"Если младшему восемь, то старшей -- четырнадцать -- самое время начинать сначала... да и она не девочка -- тридцать шесть..." И он все чаще ловил себя на мысли, что до сих пор помнит ее запах, ее ноги и движения, ее жесты и взгляды и думает теперь об этом без раздражения и отвержения, а на их место возвращается внутренняя нервная дрожь и тоскливое нетерпение. "Что это? Что?.." И он честно признался себе, что ни с кем ему не было так хорошо, как с ней, и, вспоминая теперь прожитые вместе годы, он с ужасом понимал, что ни одного дня не было не отравленного словами бабушки, заставившими насторожиться какие-то потайные гены, которые отвечали за его святое богоизбрание. Больше оно ни в чем не выражалось -- только в немыслимом страдании от ожидания... сапер, работая над заложенной миной, не имеет права думать, что она взорвется, чтобы этого не случилось, но тот, кто хоть на миг уступает этому страху... вот почему саперы ошибаются только раз... Теперь он пытался выяснить -- может быть, все было не так страшно, может быть, это не та интонация -- ведь главное интонация! Возможно... "Ох, бобе, бобе, что ты наделала?" А если бы все шло, как шло, сколько бы у него теперь детей было, чем бы он их кормил, и сидел бы в своей "хрущебе" на пятом этаже без лифта?!
Он поехал их встречать, захватив друга, на его "венчике", и отвез на снятую в ближнем пригороде квартиру.
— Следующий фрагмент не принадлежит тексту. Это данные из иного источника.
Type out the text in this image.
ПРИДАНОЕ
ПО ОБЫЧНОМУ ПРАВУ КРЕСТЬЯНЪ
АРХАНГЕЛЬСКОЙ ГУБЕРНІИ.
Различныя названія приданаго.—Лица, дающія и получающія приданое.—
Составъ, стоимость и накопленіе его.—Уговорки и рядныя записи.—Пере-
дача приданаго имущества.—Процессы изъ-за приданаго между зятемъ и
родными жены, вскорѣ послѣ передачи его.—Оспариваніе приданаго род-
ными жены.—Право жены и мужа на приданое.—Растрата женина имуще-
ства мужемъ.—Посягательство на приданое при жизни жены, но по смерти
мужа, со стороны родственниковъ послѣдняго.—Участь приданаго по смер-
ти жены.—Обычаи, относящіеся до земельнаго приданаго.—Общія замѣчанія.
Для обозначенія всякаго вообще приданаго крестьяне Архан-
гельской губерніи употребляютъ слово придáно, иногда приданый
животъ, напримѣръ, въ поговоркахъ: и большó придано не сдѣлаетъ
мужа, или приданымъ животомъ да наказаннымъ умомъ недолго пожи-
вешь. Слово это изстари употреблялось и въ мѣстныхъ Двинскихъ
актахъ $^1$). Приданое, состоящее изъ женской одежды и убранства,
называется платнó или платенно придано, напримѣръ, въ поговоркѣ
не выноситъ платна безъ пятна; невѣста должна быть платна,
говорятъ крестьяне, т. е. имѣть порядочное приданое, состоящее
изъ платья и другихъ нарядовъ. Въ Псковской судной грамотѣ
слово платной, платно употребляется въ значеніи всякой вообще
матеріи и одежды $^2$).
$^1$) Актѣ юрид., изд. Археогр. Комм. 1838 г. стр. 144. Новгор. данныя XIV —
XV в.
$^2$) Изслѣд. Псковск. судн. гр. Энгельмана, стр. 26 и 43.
Дети не знали, как его называть, он не знал, как ему себя вести, как счастливому отцу воссоединившегося семейства или поставленному перед фактом поимки беглецу. Галя, чтобы дать ему освоиться, взяла сумку и ушла, категорически отказавшись от провожатых. Она весьма прилично знала язык -- потихоньку занималась им три года, то ли наметив себе цель, то ли предвидя, что так случится. Они все успели изрядно поволноваться, пока она вернулась с полными сумками продуктов и незнакомой женщиной, оживленно болтая и выказывая этим свою совершенную независимость. И вдруг он отчетливо понял, что снова возвращается "в исходное положение", что не поможет ни его тысячелетняя генетическая обида, ни отдельно снятая квартира, ни предостережение бабушки, которое опять уже нависло над ним и без причины терзало. Она уложила детей и пошла проводить его. "Что беспокоиться? -- возразила она, -- Дети взрослые и могут побыть немного сами. Они хорошо говорят, потому что она их учила, а Фрида, эта соседка, с которой она приходила, присмотрит за ними." Он уже отвык от ее практичности, от ее умения не теряться и настаивать, от ее привычки делать так, как она хочет... "Только попробуй уйди! -- Возразила она беззлобно и настойчиво. Я столько лет ждала, чтобы мучаться еще одну ночь?!" Они ложились и вставали, тонули и выплывали, снова ложились и ссорились из-за инициативы... он с ужасом думал о том, что, может быть, не стоила его обида стольких потерянных ночей, что она такая голодная, потому что, действительно, ждала его в одиночестве и поднимала его детей, и уже другие слова крутились у него в голове. И когда полное изнеможение овладело их телами, а чернота ночи не давала ни малейшего шанса рассмотреть черты лица, и только глаза поблескивали, отражая звездные искры, она сказала ему, почти засыпая:
-- Теперь тебе придется сделать обрезание и пройти геюр!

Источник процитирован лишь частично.